Também serão oferecidos café da manhã, refeições e, para aqueles que não quiserem ir para os abrigos, haverá equipes itinerantes para atendê-los nas ruas. “Uma grande estrutura será montada ou no parque Mutirama ou no auditório da secretaria, de forma que estamos preparados para atender às demandas que surgirem”, garante.
Centro Pop
Além das Casas de Acolhida, a prefeitura também oferece serviços no Centro de Referência Especializada para População em Situação de Rua (Centro Pop). Segundo a coordenadora do local, Mônica Dulcinéia, a oferta no ambiente oferece serviços referentes a uma série de necessidades, desde o mais básico até o mais complexo. “Temos equipe de assistentes sociais e psicólogos, além de café da manhã reforçado e um almoço diferenciado. Ainda oferecemos banheiros e todo o material que eles precisam para fazer a higienização pessoal”, enumera a coordenadora. Durante a visita, a reportagem encontrou uma estrutura física preparada para um bom atendimento.
Dentro do atendimento, o Centro Pop também ajuda aqueles que querem tirar seus documentos, fazer cadastros em programas sociais – como o Bolsa Família – e facilitar a colocação no mercado de trabalho. A coordenadora ainda informa que a alimentação é toda preparada pela Organização das Voluntárias de Goiás (OVG), sendo supervisionada por profissionais que trabalham com cardápios variados. Mônica reitera que as marmitas são doadas de acordo com a procura. “São oferecidas em média 150 marmitas por dia. A comida é de alta qualidade”, garante.
Monica enaltece a parceria com a OVG, apontando que a entidade veio para somar. Ela ressalta que, se depender da administração pública, nenhum deles fica sem alimentação. A coordenadora deixa bem claro que todos os serviços oferecidos na casa são custeados com recursos municipais.
Acolhimento social
Apesar de reconhecer os avanços nos serviços oferecidos, porém, a dirigente chama atenção para a participação de esferas da sociedade no processo de acolhimento dessas pessoas. Ela cita o exemplo de Minas Gerais, onde comerciantes ajudam a prefeitura nessa tarefa. “A sociedade só criminaliza, e os comerciantes da mesma forma. Lá em Minas existe uma parceria entre administração municipal e comerciantes que, quando percebem que há na frente da sua loja pessoas nessa situação, oferecem ajuda disponibilizando banheiros para que elas possam usar e levando-as até os órgãos da secretaria social. Aqui os lojistas só discriminam e, quando nos ligam, é somente para pedir a remoção como se eles fossem um saco de lixo”, desabafa.

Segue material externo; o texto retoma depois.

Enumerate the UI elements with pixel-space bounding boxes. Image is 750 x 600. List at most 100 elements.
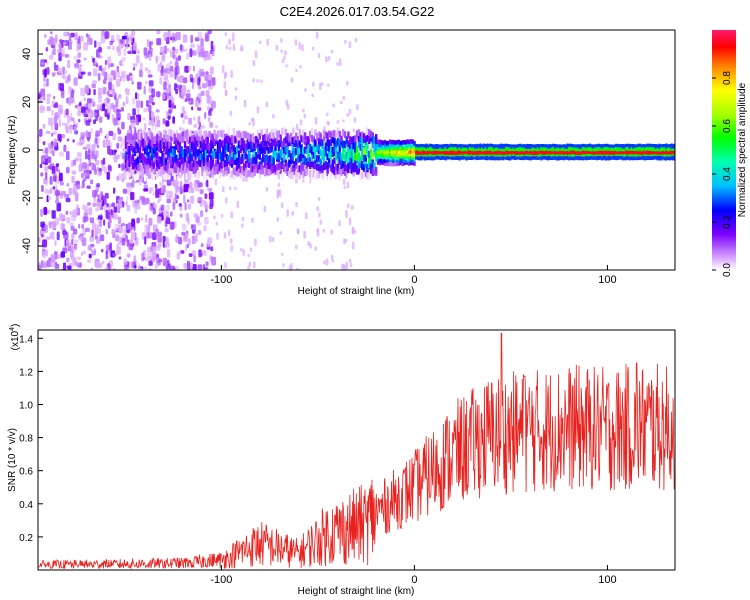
spectrogram-cell	[329, 139, 333, 146]
spectrogram-cell	[554, 149, 557, 154]
spectrogram-cell	[148, 205, 153, 212]
spectrogram-cell	[503, 143, 506, 148]
spectrogram-cell	[397, 149, 400, 154]
spectrogram-cell	[673, 151, 675, 156]
spectrogram-cell	[666, 148, 670, 152]
spectrogram-cell	[331, 166, 334, 174]
spectrogram-cell	[55, 34, 58, 43]
spectrogram-cell	[175, 31, 181, 41]
spectrogram-cell	[303, 231, 306, 239]
spectrogram-cell	[51, 210, 56, 219]
spectrogram-cell	[248, 142, 251, 149]
spectrogram-cell	[90, 267, 94, 270]
spectrogram-cell	[592, 151, 595, 155]
spectrogram-cell	[210, 155, 213, 162]
spectrogram-cell	[427, 151, 430, 155]
spectrogram-cell	[336, 173, 340, 181]
spectrogram-cell	[298, 128, 301, 136]
spectrogram-cell	[637, 151, 640, 155]
spectrogram-cell	[248, 161, 251, 168]
spectrogram-cell	[581, 146, 585, 150]
spectrogram-cell	[220, 166, 223, 174]
spectrogram-cell	[170, 134, 173, 142]
spectrogram-cell	[167, 115, 171, 120]
spectrogram-cell	[211, 150, 215, 158]
spectrogram-cell	[126, 153, 129, 161]
spectrogram-cell	[349, 155, 352, 163]
spectrogram-cell	[204, 137, 208, 144]
spectrogram-cell	[649, 156, 652, 161]
spectrogram-cell	[86, 170, 90, 178]
spectrogram-cell	[160, 204, 165, 211]
spectrogram-cell	[38, 264, 42, 270]
spectrogram-cell	[161, 167, 164, 175]
spectrogram-cell	[57, 133, 62, 142]
spectrogram-cell	[256, 79, 259, 83]
spectrogram-cell	[317, 131, 321, 139]
spectrogram-cell	[262, 135, 265, 142]
spectrogram-cell	[314, 246, 317, 251]
spectrogram-cell	[166, 146, 169, 154]
spectrogram-cell	[517, 151, 520, 155]
spectrogram-cell	[148, 190, 152, 194]
spectrogram-cell	[479, 147, 482, 151]
spectrogram-cell	[394, 155, 397, 160]
spectrogram-cell	[307, 136, 310, 144]
spectrogram-cell	[630, 153, 633, 157]
spectrogram-cell	[362, 133, 366, 141]
spectrogram-cell	[314, 153, 317, 161]
spectrogram-cell	[65, 197, 71, 203]
spectrogram-cell	[232, 158, 235, 165]
spectrogram-cell	[347, 155, 350, 163]
spectrogram-cell	[566, 151, 569, 155]
spectrogram-cell	[604, 146, 607, 150]
spectrogram-cell	[281, 252, 284, 256]
spectrogram-cell	[548, 151, 552, 155]
spectrogram-cell	[585, 147, 588, 151]
spectrogram-cell	[149, 139, 152, 147]
spectrogram-cell	[387, 140, 390, 146]
spectrogram-cell	[204, 75, 209, 81]
spectrogram-cell	[243, 130, 246, 138]
spectrogram-cell	[588, 145, 592, 149]
spectrogram-cell	[188, 186, 191, 194]
spectrogram-cell	[541, 151, 545, 155]
spectrogram-cell	[425, 143, 428, 147]
spectrogram-cell	[171, 130, 175, 138]
spectrogram-cell	[460, 151, 463, 155]
spectrogram-cell	[125, 96, 129, 104]
spectrogram-cell	[82, 146, 88, 150]
spectrogram-cell	[437, 151, 440, 155]
spectrogram-cell	[359, 143, 362, 151]
spectrogram-cell	[468, 146, 472, 150]
spectrogram-cell	[196, 173, 199, 180]
spectrogram-cell	[548, 147, 552, 151]
spectrogram-cell	[286, 133, 289, 140]
spectrogram-cell	[40, 172, 44, 177]
spectrogram-cell	[343, 164, 347, 171]
spectrogram-cell	[625, 149, 628, 153]
spectrogram-cell	[201, 135, 204, 143]
spectrogram-cell	[136, 217, 140, 224]
spectrogram-cell	[269, 142, 272, 150]
spectrogram-cell	[330, 49, 334, 54]
spectrogram-cell	[336, 163, 340, 171]
spectrogram-cell	[618, 144, 621, 148]
spectrogram-cell	[474, 147, 477, 152]
spectrogram-cell	[519, 148, 522, 152]
spectrogram-cell	[472, 156, 475, 160]
spectrogram-cell	[446, 147, 449, 152]
spectrogram-cell	[639, 151, 642, 155]
spectrogram-cell	[510, 147, 513, 151]
spectrogram-cell	[312, 81, 315, 87]
spectrogram-cell	[285, 64, 288, 68]
spectrogram-cell	[606, 153, 609, 157]
spectrogram-cell	[76, 256, 81, 261]
spectrogram-cell	[164, 173, 168, 181]
spectrogram-cell	[215, 166, 218, 174]
spectrogram-cell	[592, 156, 595, 160]
spectrogram-cell	[670, 149, 673, 153]
spectrogram-cell	[154, 135, 157, 143]
spectrogram-cell	[465, 148, 468, 152]
spectrogram-cell	[303, 113, 307, 119]
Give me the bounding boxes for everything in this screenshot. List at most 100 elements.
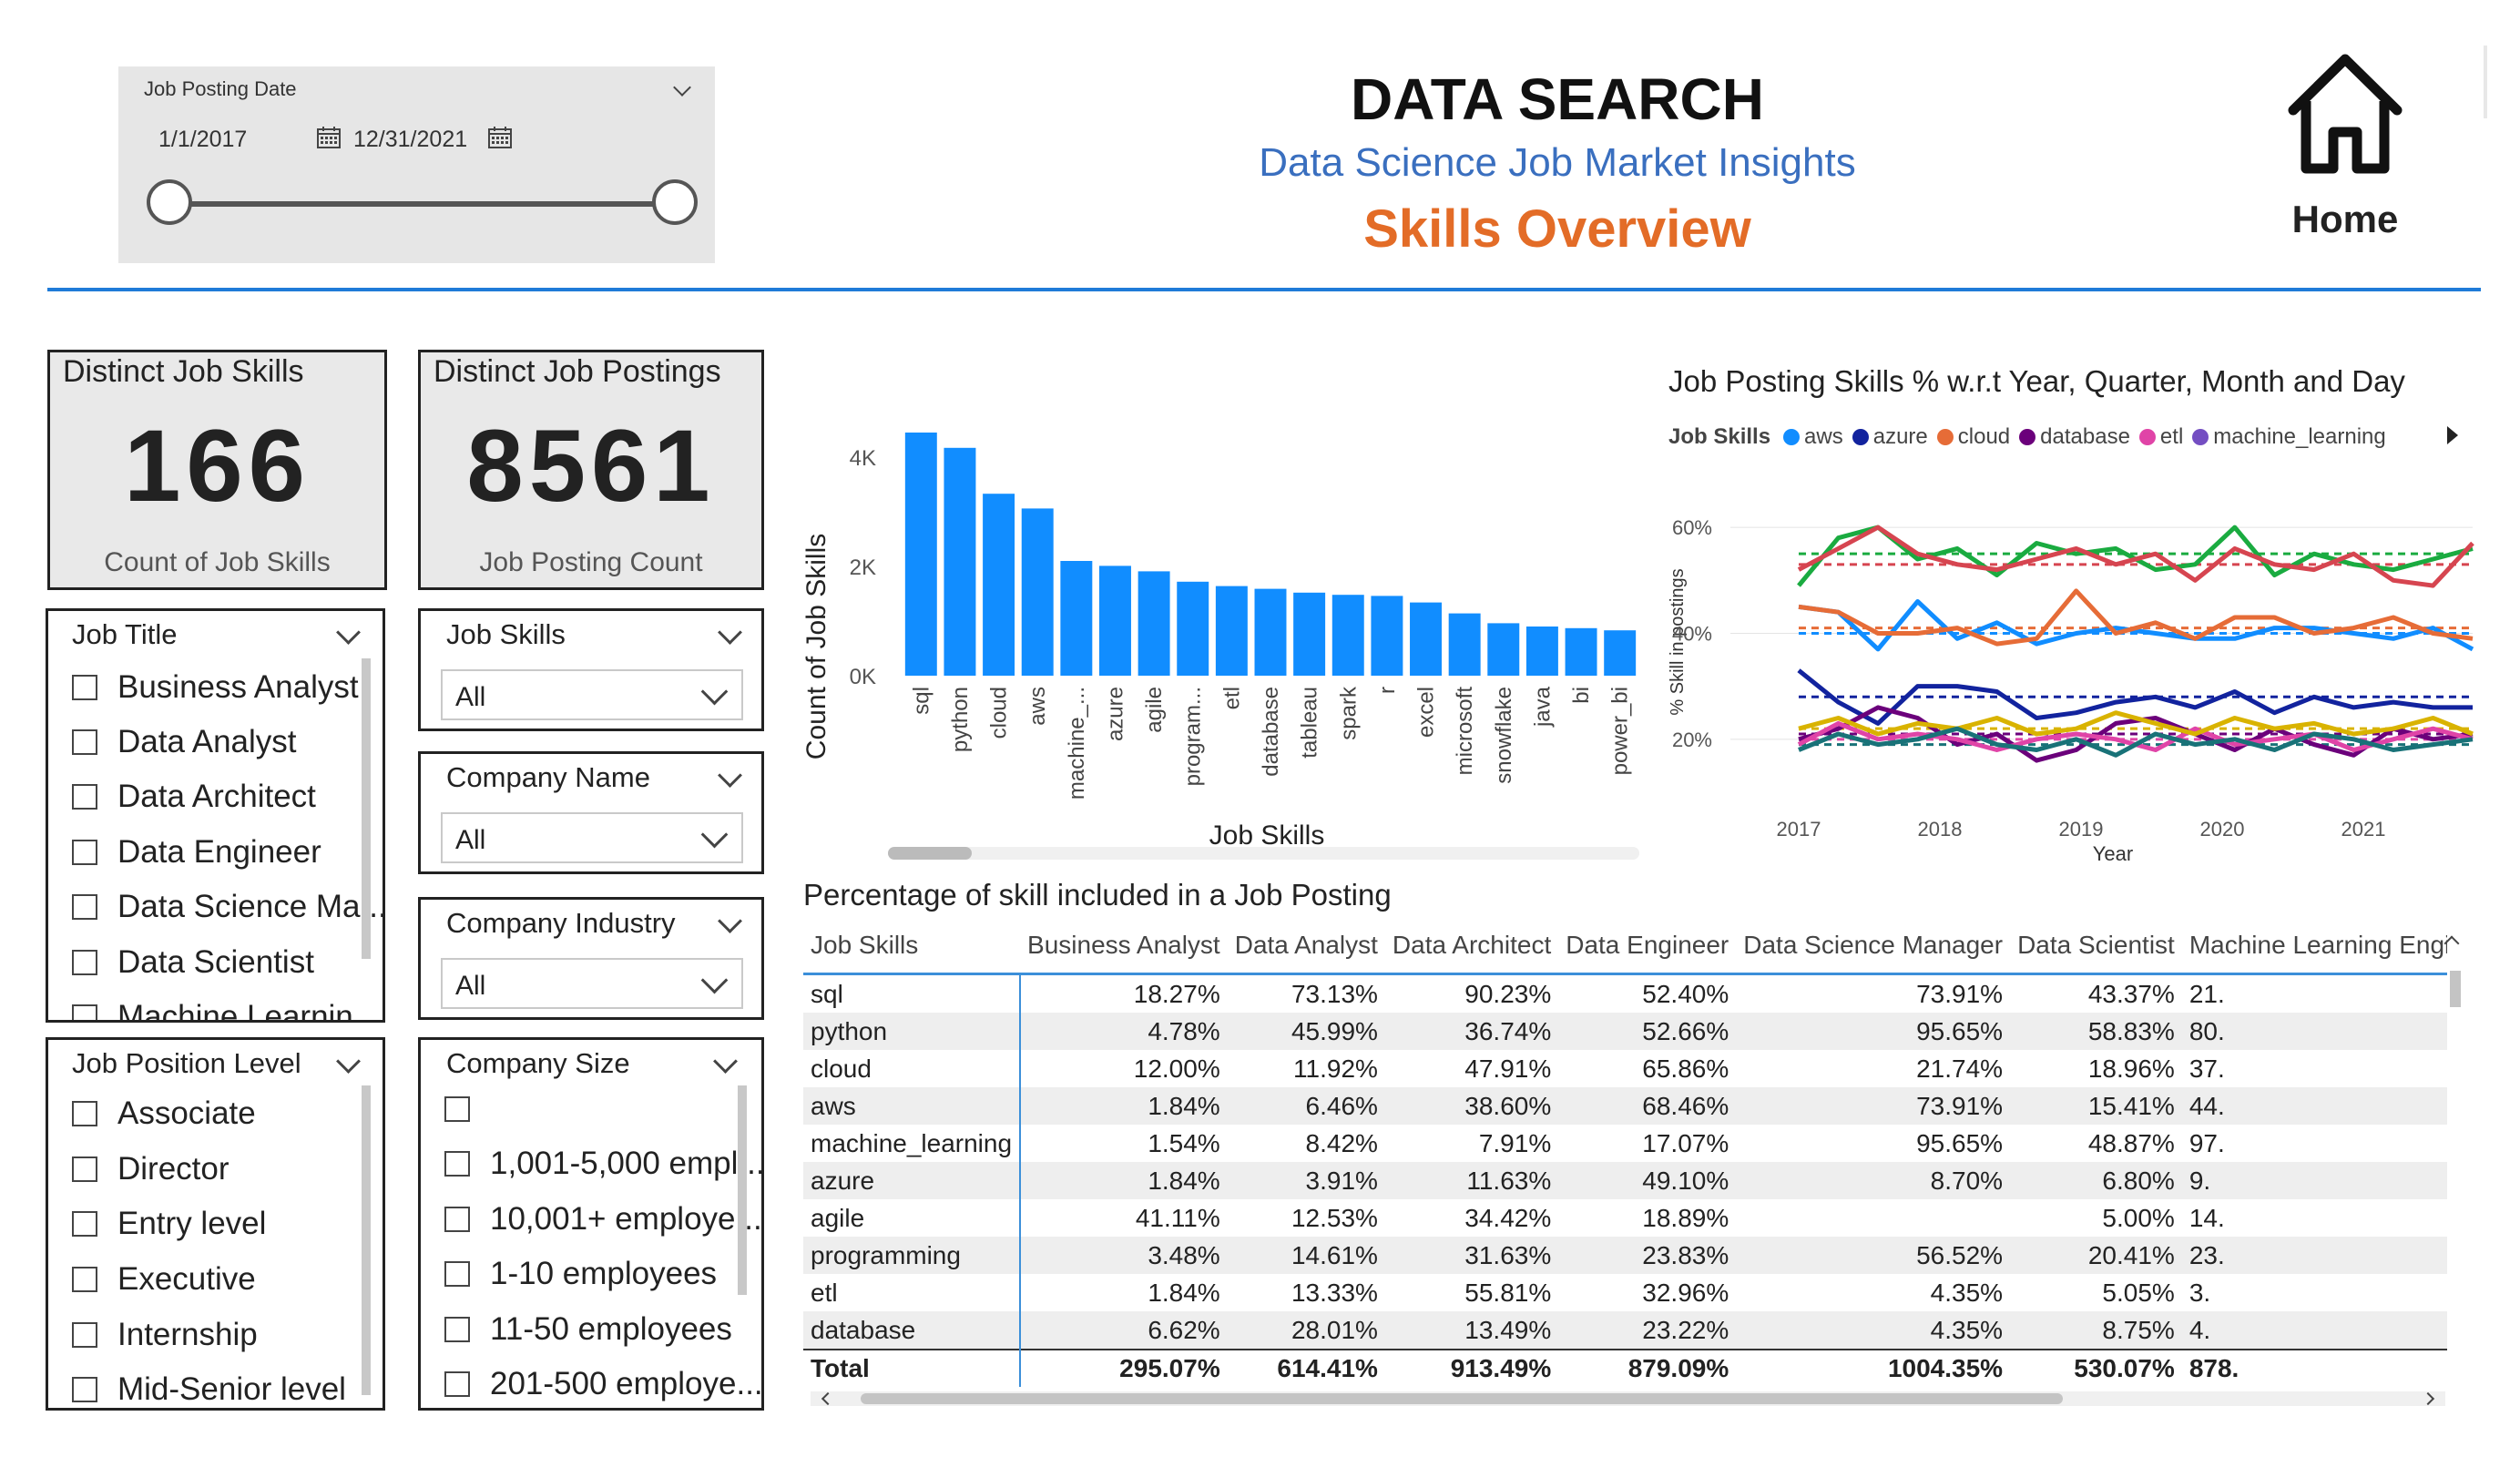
option-data-architect[interactable]: Data Architect — [72, 773, 316, 820]
chevron-down-icon[interactable] — [718, 763, 742, 788]
series-line-1[interactable] — [1797, 525, 2474, 588]
matrix-vertical-scrollbar[interactable] — [2450, 971, 2461, 1007]
checkbox[interactable] — [444, 1261, 470, 1287]
chevron-down-icon[interactable] — [718, 620, 742, 645]
legend-item[interactable]: machine_learning — [2192, 424, 2386, 450]
series-line-0[interactable] — [1797, 525, 2474, 587]
bar-7[interactable] — [1177, 581, 1209, 676]
chevron-down-icon[interactable] — [700, 820, 729, 849]
scroll-right-icon[interactable] — [2421, 1391, 2435, 1406]
bar-13[interactable] — [1410, 602, 1443, 676]
home-button[interactable]: Home — [2268, 50, 2423, 250]
checkbox[interactable] — [72, 1101, 97, 1126]
bar-3[interactable] — [1021, 508, 1054, 676]
chevron-down-icon[interactable] — [700, 678, 729, 706]
checkbox[interactable] — [72, 1267, 97, 1292]
option-data-engineer[interactable]: Data Engineer — [72, 829, 321, 876]
checkbox[interactable] — [444, 1371, 470, 1397]
series-line-2[interactable] — [1798, 599, 2474, 652]
option-blank[interactable] — [444, 1085, 490, 1133]
legend-next-arrow-icon[interactable] — [2447, 426, 2458, 444]
bar-8[interactable] — [1215, 586, 1248, 676]
bar-12[interactable] — [1371, 596, 1403, 676]
company-industry-dropdown[interactable]: All — [441, 958, 743, 1009]
option-data-science-manager[interactable]: Data Science Ma... — [72, 883, 383, 931]
option-10001-plus[interactable]: 10,001+ employe... — [444, 1196, 761, 1243]
option-associate[interactable]: Associate — [72, 1090, 256, 1137]
column-header[interactable]: Business Analyst — [1027, 931, 1220, 959]
column-header[interactable]: Job Skills — [811, 931, 919, 959]
option-mid-senior-level[interactable]: Mid-Senior level — [72, 1366, 346, 1408]
chevron-down-icon[interactable] — [336, 620, 361, 645]
table-row[interactable]: agile 41.11% 12.53% 34.42% 18.89% 5.00% 14. — [803, 1199, 2447, 1237]
bar-16[interactable] — [1525, 627, 1558, 676]
option-director[interactable]: Director — [72, 1146, 230, 1193]
bar-1[interactable] — [944, 447, 976, 676]
option-201-500[interactable]: 201-500 employe... — [444, 1360, 761, 1408]
bar-2[interactable] — [983, 494, 1015, 676]
table-row[interactable]: cloud 12.00% 11.92% 47.91% 65.86% 21.74% 18.96… — [803, 1050, 2447, 1087]
calendar-icon[interactable] — [488, 127, 512, 148]
horizontal-scrollbar-thumb[interactable] — [888, 847, 972, 860]
calendar-icon[interactable] — [317, 127, 341, 148]
series-line-8[interactable] — [1798, 726, 2474, 758]
table-row[interactable]: sql 18.27% 73.13% 90.23% 52.40% 73.91% 43.37% 2… — [803, 973, 2447, 1013]
column-header[interactable]: Data Analyst — [1234, 931, 1378, 959]
checkbox[interactable] — [72, 840, 97, 865]
bar-6[interactable] — [1138, 571, 1170, 676]
checkbox[interactable] — [444, 1317, 470, 1342]
bar-18[interactable] — [1604, 630, 1637, 676]
checkbox[interactable] — [444, 1096, 470, 1122]
option-executive[interactable]: Executive — [72, 1256, 256, 1303]
bar-14[interactable] — [1448, 613, 1481, 676]
job-skills-dropdown[interactable]: All — [441, 669, 743, 720]
checkbox[interactable] — [72, 1156, 97, 1182]
option-1001-5000[interactable]: 1,001-5,000 empl... — [444, 1140, 761, 1187]
table-row[interactable]: aws 1.84% 6.46% 38.60% 68.46% 73.91% 15.41% 44. — [803, 1087, 2447, 1125]
checkbox[interactable] — [72, 729, 97, 755]
option-machine-learning[interactable]: Machine Learnin... — [72, 993, 380, 1020]
scroll-left-icon[interactable] — [821, 1391, 835, 1406]
table-row[interactable]: database 6.62% 28.01% 13.49% 23.22% 4.35% 8.75… — [803, 1311, 2447, 1350]
chevron-down-icon[interactable] — [700, 966, 729, 994]
bar-4[interactable] — [1060, 561, 1093, 676]
option-business-analyst[interactable]: Business Analyst — [72, 664, 359, 711]
bar-0[interactable] — [904, 433, 937, 676]
checkbox[interactable] — [72, 675, 97, 700]
job-skills-slicer[interactable]: Job Skills All — [418, 608, 764, 731]
bar-15[interactable] — [1487, 623, 1520, 676]
legend-item[interactable]: aws — [1783, 424, 1843, 450]
chevron-down-icon[interactable] — [713, 1049, 738, 1074]
end-date-input[interactable]: 12/31/2021 — [333, 121, 634, 158]
chevron-down-icon[interactable] — [718, 909, 742, 933]
company-industry-slicer[interactable]: Company Industry All — [418, 897, 764, 1020]
series-line-4[interactable] — [1797, 668, 2473, 726]
table-row[interactable]: python 4.78% 45.99% 36.74% 52.66% 95.65% 58.83… — [803, 1013, 2447, 1050]
chevron-down-icon[interactable] — [673, 78, 691, 97]
legend-item[interactable]: etl — [2138, 424, 2183, 450]
table-row[interactable]: programming 3.48% 14.61% 31.63% 23.83% 56.52%… — [803, 1237, 2447, 1274]
column-header[interactable]: Data Science Manager — [1743, 931, 2004, 959]
column-header[interactable]: Data Engineer — [1566, 931, 1729, 959]
column-header[interactable]: Data Architect — [1392, 931, 1552, 959]
bar-5[interactable] — [1098, 565, 1131, 676]
matrix-horizontal-scrollbar[interactable] — [811, 1391, 2445, 1406]
series-line-7[interactable] — [1798, 710, 2474, 737]
date-range-end-handle[interactable] — [652, 179, 698, 225]
table-row[interactable]: azure 1.84% 3.91% 11.63% 49.10% 8.70% 6.80% 9. — [803, 1162, 2447, 1199]
table-row[interactable]: machine_learning 1.54% 8.42% 7.91% 17.07% 95.… — [803, 1125, 2447, 1162]
checkbox[interactable] — [444, 1207, 470, 1232]
company-name-slicer[interactable]: Company Name All — [418, 751, 764, 874]
horizontal-scrollbar-track[interactable] — [888, 847, 1639, 860]
checkbox[interactable] — [444, 1151, 470, 1177]
option-data-scientist[interactable]: Data Scientist — [72, 939, 314, 986]
date-slicer[interactable]: Job Posting Date 1/1/2017 12/31/2021 — [118, 66, 715, 263]
column-header[interactable]: Data Scientist — [2017, 931, 2175, 959]
column-header[interactable]: Machine Learning Engi — [2188, 931, 2447, 959]
option-data-analyst[interactable]: Data Analyst — [72, 718, 297, 766]
bar-9[interactable] — [1254, 588, 1287, 676]
company-name-dropdown[interactable]: All — [441, 812, 743, 863]
checkbox[interactable] — [72, 1322, 97, 1348]
company-size-slicer[interactable]: Company Size 1,001-5,000 empl... 10,001+… — [418, 1037, 764, 1411]
job-position-level-slicer[interactable]: Job Position Level Associate Director En… — [46, 1037, 385, 1411]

Em frente à casa, em uma pracinha, há frequente movimentação de pessoas em situaçaõ de rua. Gilberto, 35, é um deles. O homem – que carregava uma cachorrinha filhote nos braços, a Xuxa, entre um gole e outro – conta que é do estado do Tocantins e veio para Goiânia porque sua família não o suportava mais. “Minha família praticamente me mandou embora. Mas não posso reclamar, eles me ajudaram muito até chegar nesse ponto. Fico aqui por perto porque ali na casa eu tenho comida e banheiro”, explicou.
Segundo um dos psicólogos da casa, Marcelo Mello, na maioria das vezes, as pessoas atendidas no espaço só querem ser ouvidas. “Nós os orientamos em todas as demandas individuais e às vezes percebo que só querem ser ouvidas, um acolhimento e, aqui, elas têm isso”, diz.